Armado con los rudimentos de un saber sobre las primeras letras y las cuatro
operaciones del cuentaguarismo, un novedoso personaje, hace ya más de dos
siglos, se lanzó por villas y ciudades a derrotar su miseria con la esperanza de
un pan, una vela o un huevo semanal, trueque que recibía de sus discípulos a
cambio de su exiguo saber. Mercader de saber, no bien traspasa el umbral de lo
público, cuando ya es objeto de disímiles miradas: de aceptación y acogida
entre la población; de rechazo y persecución por parte de autoridades civiles y
eclesiásticas. Marcado por esta contradicción, pronto se ve atrapado por la red
del poder, y de sujeto libre, pasó a ser mendigo de un salario.

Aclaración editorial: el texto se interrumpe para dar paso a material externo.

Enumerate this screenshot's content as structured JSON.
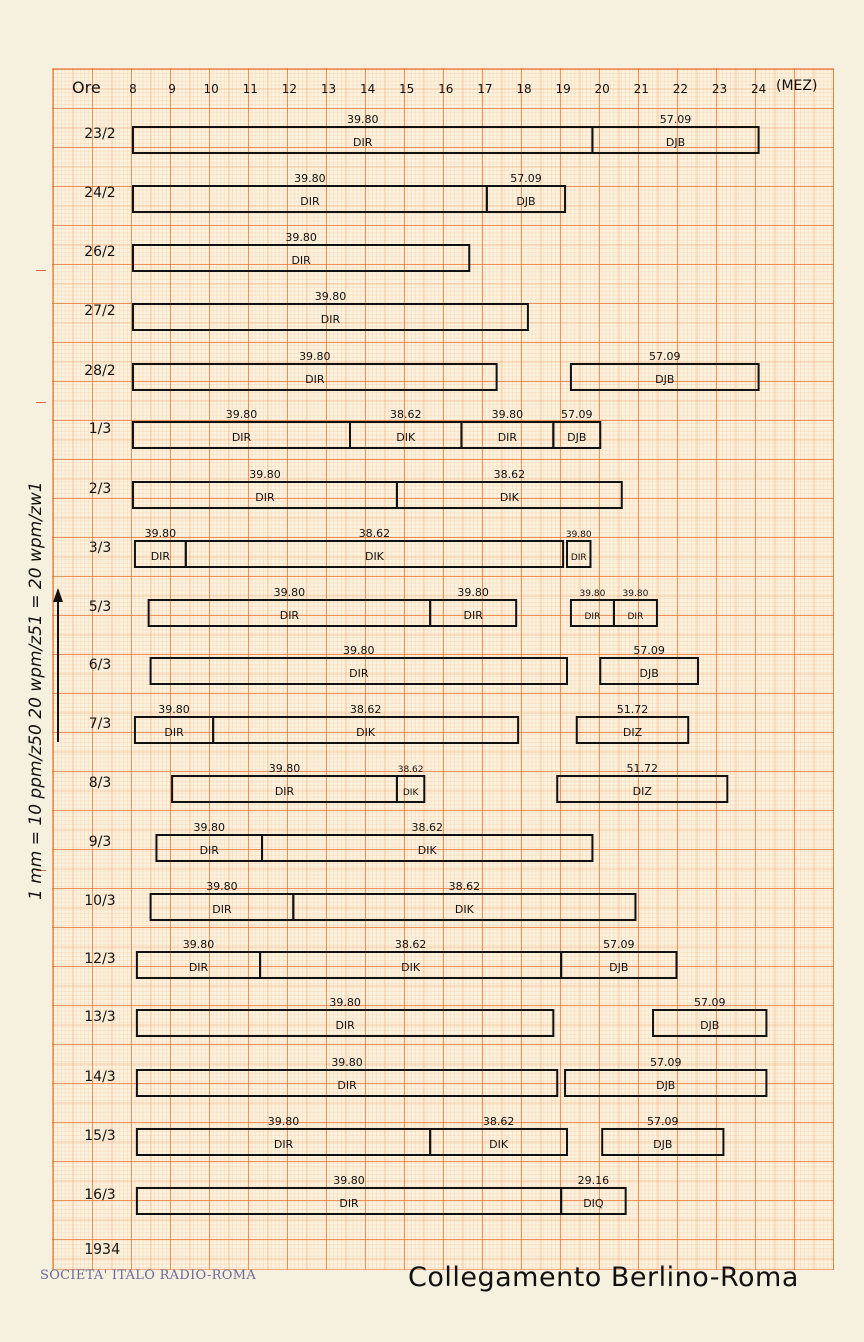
{
  "hours_label": "Ore",
  "unit_label": "(MEZ)",
  "hours": [
    "8",
    "9",
    "10",
    "11",
    "12",
    "13",
    "14",
    "15",
    "16",
    "17",
    "18",
    "19",
    "20",
    "21",
    "22",
    "23",
    "24"
  ],
  "side_note": "1 mm = 10 ppm/z50 20 wpm/z51 = 20 wpm/zw1",
  "year": "1934",
  "stamp": "SOCIETA' ITALO RADIO-ROMA",
  "title": "Collegamento Berlino-Roma",
  "colors": {
    "grid": "#e8782e",
    "ink": "#111111",
    "stamp": "#6b6a9c"
  },
  "chart_data": {
    "type": "gantt",
    "x_unit": "hour (MEZ)",
    "xlim": [
      8,
      24
    ],
    "rows": [
      {
        "date": "23/2",
        "segments": [
          {
            "start": 8.0,
            "end": 19.75,
            "freq": "39.80",
            "station": "DIR"
          },
          {
            "start": 19.75,
            "end": 24.0,
            "freq": "57.09",
            "station": "DJB"
          }
        ]
      },
      {
        "date": "24/2",
        "segments": [
          {
            "start": 8.0,
            "end": 17.05,
            "freq": "39.80",
            "station": "DIR"
          },
          {
            "start": 17.05,
            "end": 19.05,
            "freq": "57.09",
            "station": "DJB"
          }
        ]
      },
      {
        "date": "26/2",
        "segments": [
          {
            "start": 8.0,
            "end": 16.6,
            "freq": "39.80",
            "station": "DIR"
          }
        ]
      },
      {
        "date": "27/2",
        "segments": [
          {
            "start": 8.0,
            "end": 18.1,
            "freq": "39.80",
            "station": "DIR"
          }
        ]
      },
      {
        "date": "28/2",
        "segments": [
          {
            "start": 8.0,
            "end": 17.3,
            "freq": "39.80",
            "station": "DIR"
          },
          {
            "start": 19.2,
            "end": 24.0,
            "freq": "57.09",
            "station": "DJB"
          }
        ]
      },
      {
        "date": "1/3",
        "segments": [
          {
            "start": 8.0,
            "end": 13.55,
            "freq": "39.80",
            "station": "DIR"
          },
          {
            "start": 13.55,
            "end": 16.4,
            "freq": "38.62",
            "station": "DIK"
          },
          {
            "start": 16.4,
            "end": 18.75,
            "freq": "39.80",
            "station": "DIR"
          },
          {
            "start": 18.75,
            "end": 19.95,
            "freq": "57.09",
            "station": "DJB"
          }
        ]
      },
      {
        "date": "2/3",
        "segments": [
          {
            "start": 8.0,
            "end": 14.75,
            "freq": "39.80",
            "station": "DIR"
          },
          {
            "start": 14.75,
            "end": 20.5,
            "freq": "38.62",
            "station": "DIK"
          }
        ]
      },
      {
        "date": "3/3",
        "segments": [
          {
            "start": 8.05,
            "end": 9.35,
            "freq": "39.80",
            "station": "DIR"
          },
          {
            "start": 9.35,
            "end": 19.0,
            "freq": "38.62",
            "station": "DIK"
          },
          {
            "start": 19.1,
            "end": 19.7,
            "freq": "39.80",
            "station": "DIR"
          }
        ]
      },
      {
        "date": "5/3",
        "segments": [
          {
            "start": 8.4,
            "end": 15.6,
            "freq": "39.80",
            "station": "DIR"
          },
          {
            "start": 15.6,
            "end": 17.8,
            "freq": "39.80",
            "station": "DIR"
          },
          {
            "start": 19.2,
            "end": 20.3,
            "freq": "39.80",
            "station": "DIR"
          },
          {
            "start": 20.3,
            "end": 21.4,
            "freq": "39.80",
            "station": "DIR"
          }
        ]
      },
      {
        "date": "6/3",
        "segments": [
          {
            "start": 8.45,
            "end": 19.1,
            "freq": "39.80",
            "station": "DIR"
          },
          {
            "start": 19.95,
            "end": 22.45,
            "freq": "57.09",
            "station": "DJB"
          }
        ]
      },
      {
        "date": "7/3",
        "segments": [
          {
            "start": 8.05,
            "end": 10.05,
            "freq": "39.80",
            "station": "DIR"
          },
          {
            "start": 10.05,
            "end": 17.85,
            "freq": "38.62",
            "station": "DIK"
          },
          {
            "start": 19.35,
            "end": 22.2,
            "freq": "51.72",
            "station": "DIZ"
          }
        ]
      },
      {
        "date": "8/3",
        "segments": [
          {
            "start": 9.0,
            "end": 14.75,
            "freq": "39.80",
            "station": "DIR"
          },
          {
            "start": 14.75,
            "end": 15.45,
            "freq": "38.62",
            "station": "DIK"
          },
          {
            "start": 18.85,
            "end": 23.2,
            "freq": "51.72",
            "station": "DIZ"
          }
        ]
      },
      {
        "date": "9/3",
        "segments": [
          {
            "start": 8.6,
            "end": 11.3,
            "freq": "39.80",
            "station": "DIR"
          },
          {
            "start": 11.3,
            "end": 19.75,
            "freq": "38.62",
            "station": "DIK"
          }
        ]
      },
      {
        "date": "10/3",
        "segments": [
          {
            "start": 8.45,
            "end": 12.1,
            "freq": "39.80",
            "station": "DIR"
          },
          {
            "start": 12.1,
            "end": 20.85,
            "freq": "38.62",
            "station": "DIK"
          }
        ]
      },
      {
        "date": "12/3",
        "segments": [
          {
            "start": 8.1,
            "end": 11.25,
            "freq": "39.80",
            "station": "DIR"
          },
          {
            "start": 11.25,
            "end": 18.95,
            "freq": "38.62",
            "station": "DIK"
          },
          {
            "start": 18.95,
            "end": 21.9,
            "freq": "57.09",
            "station": "DJB"
          }
        ]
      },
      {
        "date": "13/3",
        "segments": [
          {
            "start": 8.1,
            "end": 18.75,
            "freq": "39.80",
            "station": "DIR"
          },
          {
            "start": 21.3,
            "end": 24.2,
            "freq": "57.09",
            "station": "DJB"
          }
        ]
      },
      {
        "date": "14/3",
        "segments": [
          {
            "start": 8.1,
            "end": 18.85,
            "freq": "39.80",
            "station": "DIR"
          },
          {
            "start": 19.05,
            "end": 24.2,
            "freq": "57.09",
            "station": "DJB"
          }
        ]
      },
      {
        "date": "15/3",
        "segments": [
          {
            "start": 8.1,
            "end": 15.6,
            "freq": "39.80",
            "station": "DIR"
          },
          {
            "start": 15.6,
            "end": 19.1,
            "freq": "38.62",
            "station": "DIK"
          },
          {
            "start": 20.0,
            "end": 23.1,
            "freq": "57.09",
            "station": "DJB"
          }
        ]
      },
      {
        "date": "16/3",
        "segments": [
          {
            "start": 8.1,
            "end": 18.95,
            "freq": "39.80",
            "station": "DIR"
          },
          {
            "start": 18.95,
            "end": 20.6,
            "freq": "29.16",
            "station": "DIQ"
          }
        ]
      }
    ]
  }
}
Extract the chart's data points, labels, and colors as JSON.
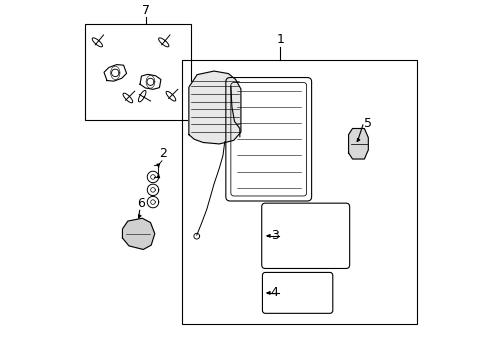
{
  "title": "",
  "bg_color": "#ffffff",
  "line_color": "#000000",
  "line_width": 0.8,
  "fig_width": 4.89,
  "fig_height": 3.6,
  "dpi": 100,
  "label_fontsize": 9
}
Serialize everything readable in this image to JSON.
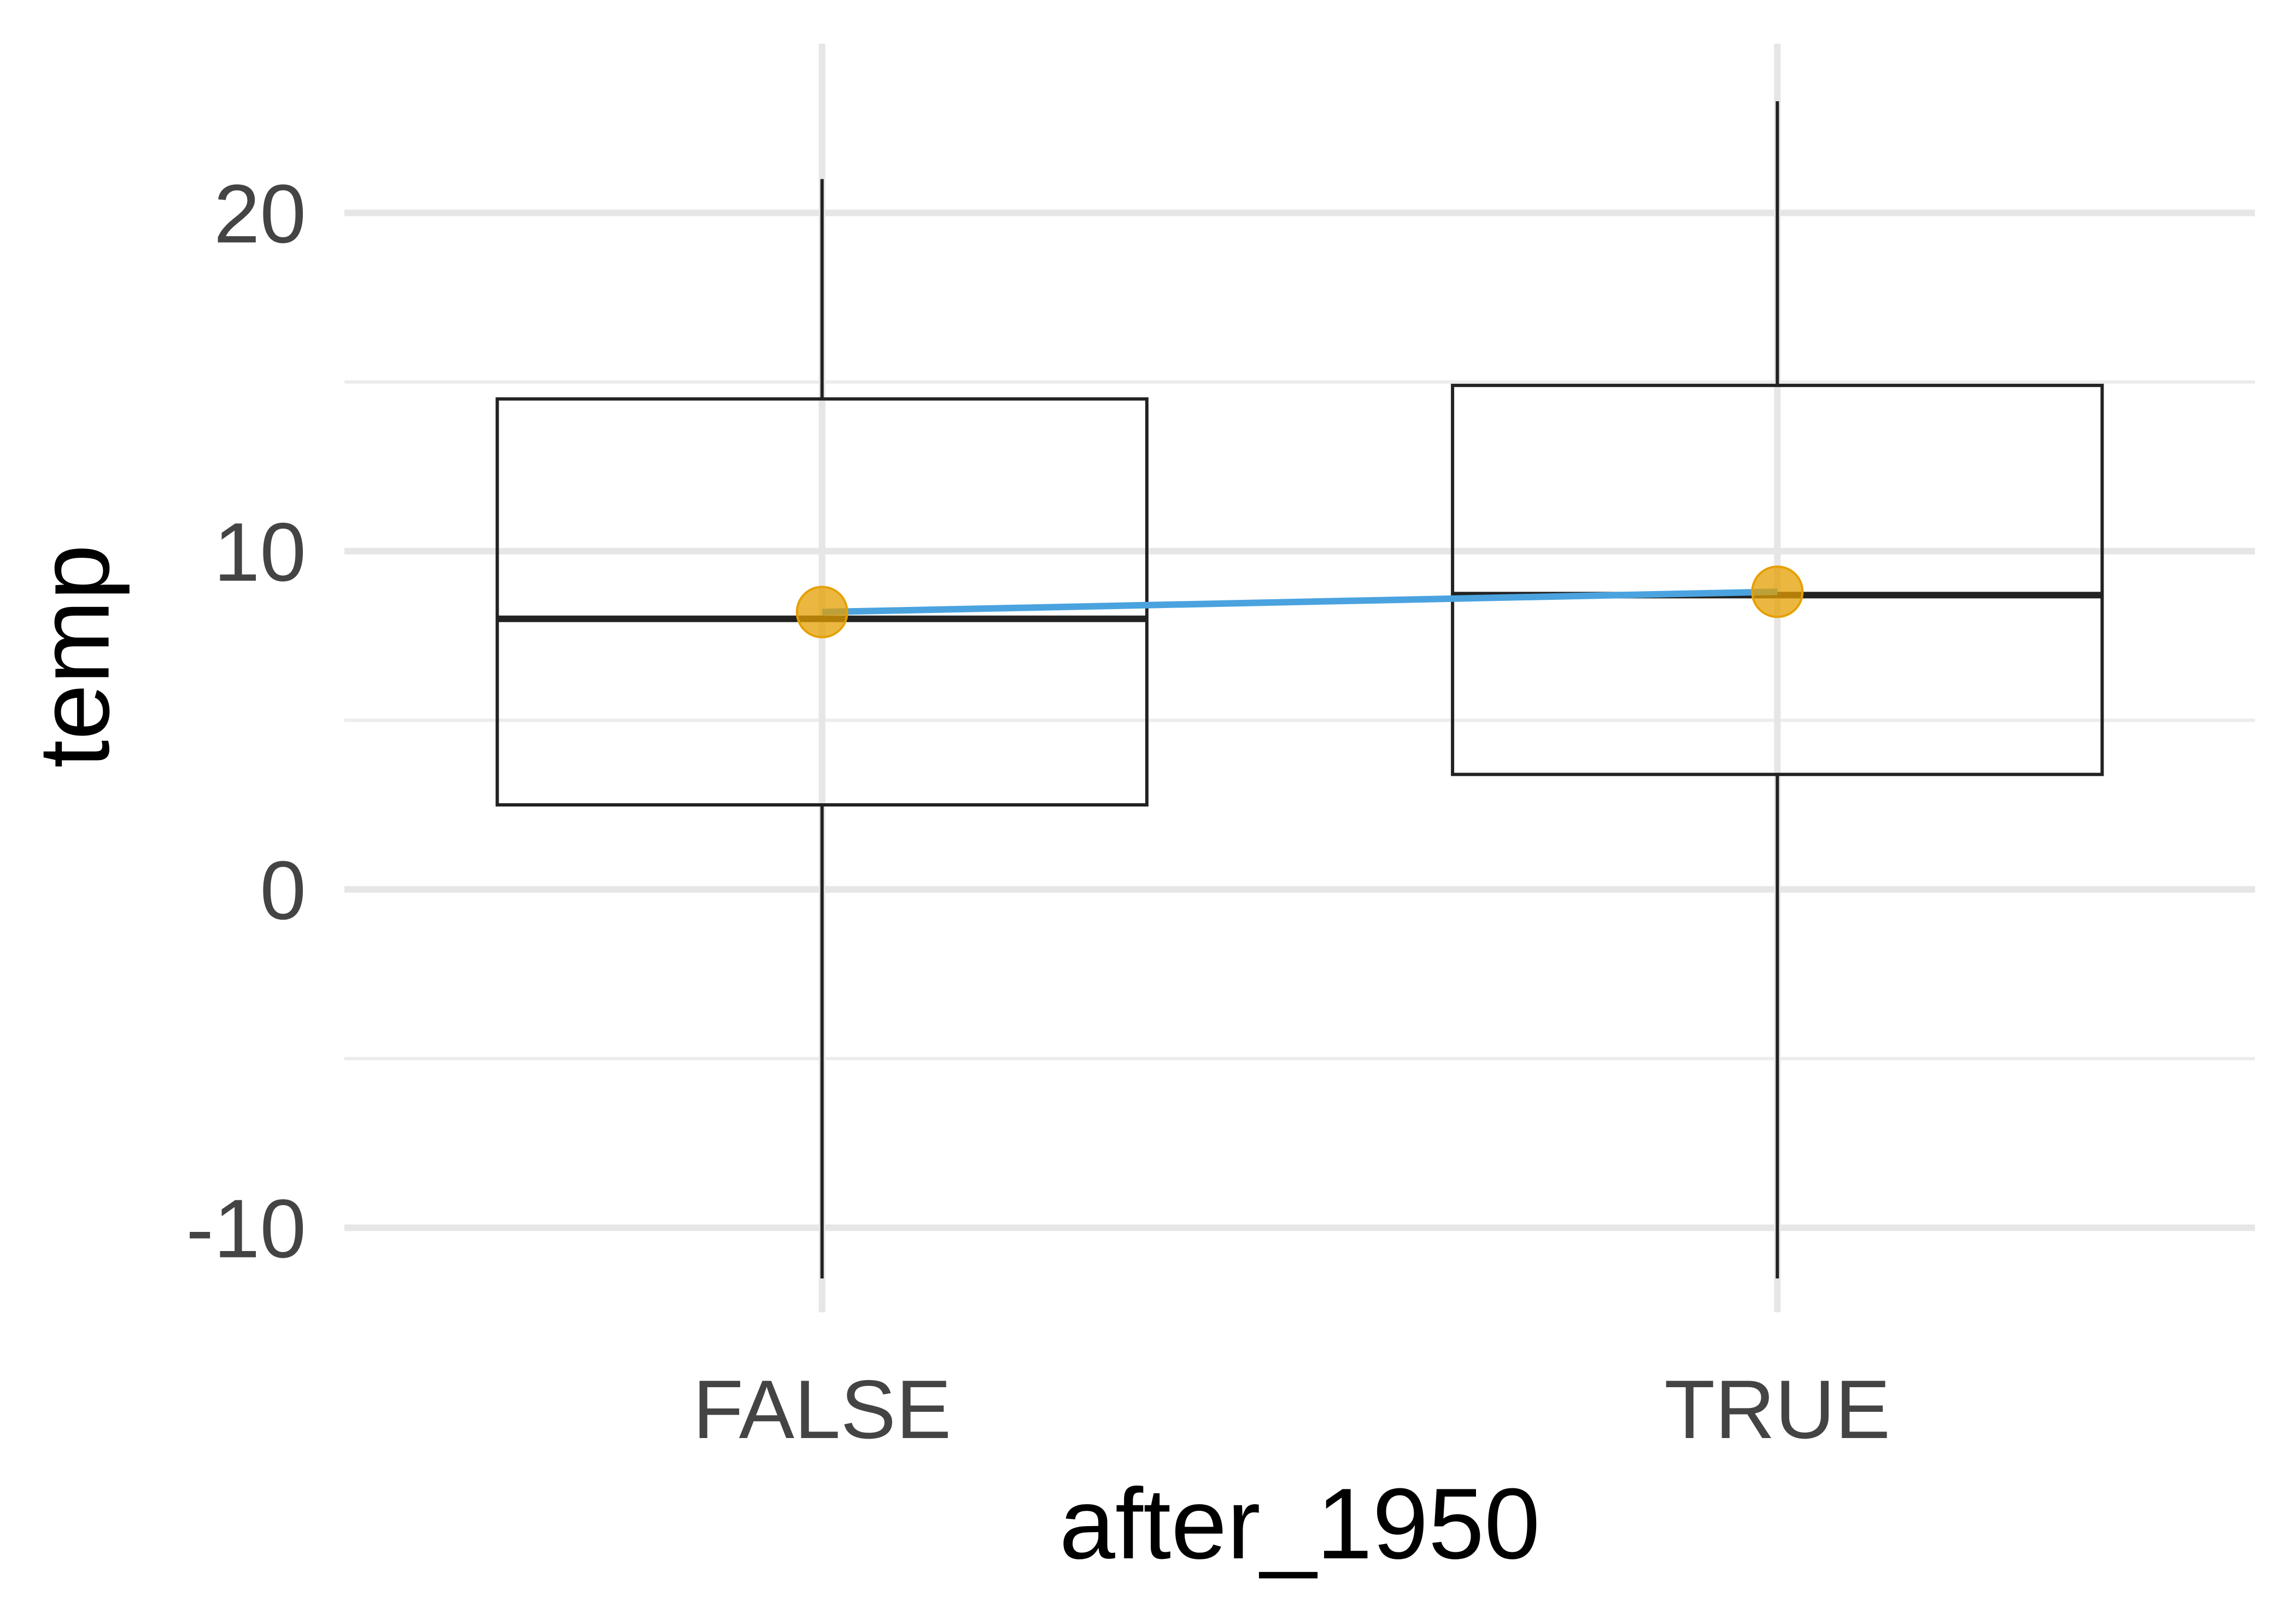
{
  "chart_data": {
    "type": "box",
    "xlabel": "after_1950",
    "ylabel": "temp",
    "categories": [
      "FALSE",
      "TRUE"
    ],
    "ylim": [
      -12.5,
      25
    ],
    "y_ticks": [
      -10,
      0,
      10,
      20
    ],
    "y_minor_ticks": [
      -5,
      5,
      15
    ],
    "boxes": [
      {
        "category": "FALSE",
        "min": -11.5,
        "q1": 2.5,
        "median": 8.0,
        "q3": 14.5,
        "max": 21.0,
        "mean": 8.2
      },
      {
        "category": "TRUE",
        "min": -11.5,
        "q1": 3.4,
        "median": 8.7,
        "q3": 14.9,
        "max": 23.3,
        "mean": 8.8
      }
    ],
    "mean_line_color": "#4aa3df",
    "mean_point_color": "#e69f00",
    "box_color": "#222222",
    "grid": true,
    "legend": "none"
  }
}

Visto así, el oficio de maestro sería un oficio pasajero si no existiese ese doble
mecanismo para mantener sujetos en la enseñanza: la vocación y la ilusión
intelectual. Es el caso de algunos que imposibilitados o no tan ambiciosos para
pensar en otro destino, interiorizando cierta ética de la resignación, recurren a
la vocación para dignificar su destino.
La ilusión del maestro como intelectual, surge entonces en ese choque, en ese
enfrentamiento entre las condiciones de miseria, las urgencias lloradas, las
súplicas por una “gratificación graciosa”, y la figura idealizada del maestro que
promueve el Estado. Ilusión que se imprime como signo congénito en el maestro
como lo demuestran estas palabras del ministro Jovellanos, cuando se preguntaba
hace dos siglos:
Hoy, dos siglos después, podemos afirmar, parodiando a Jovenallos: “¿Y dónde
están los futuros maestros? En todas partes donde haya un hombre o mujer
medianamente inteligente, honrado y que tenga humanidad y patriotismo. Si hay
buenos textos escolares, televisión, videos, internet, ¿para qué maestros?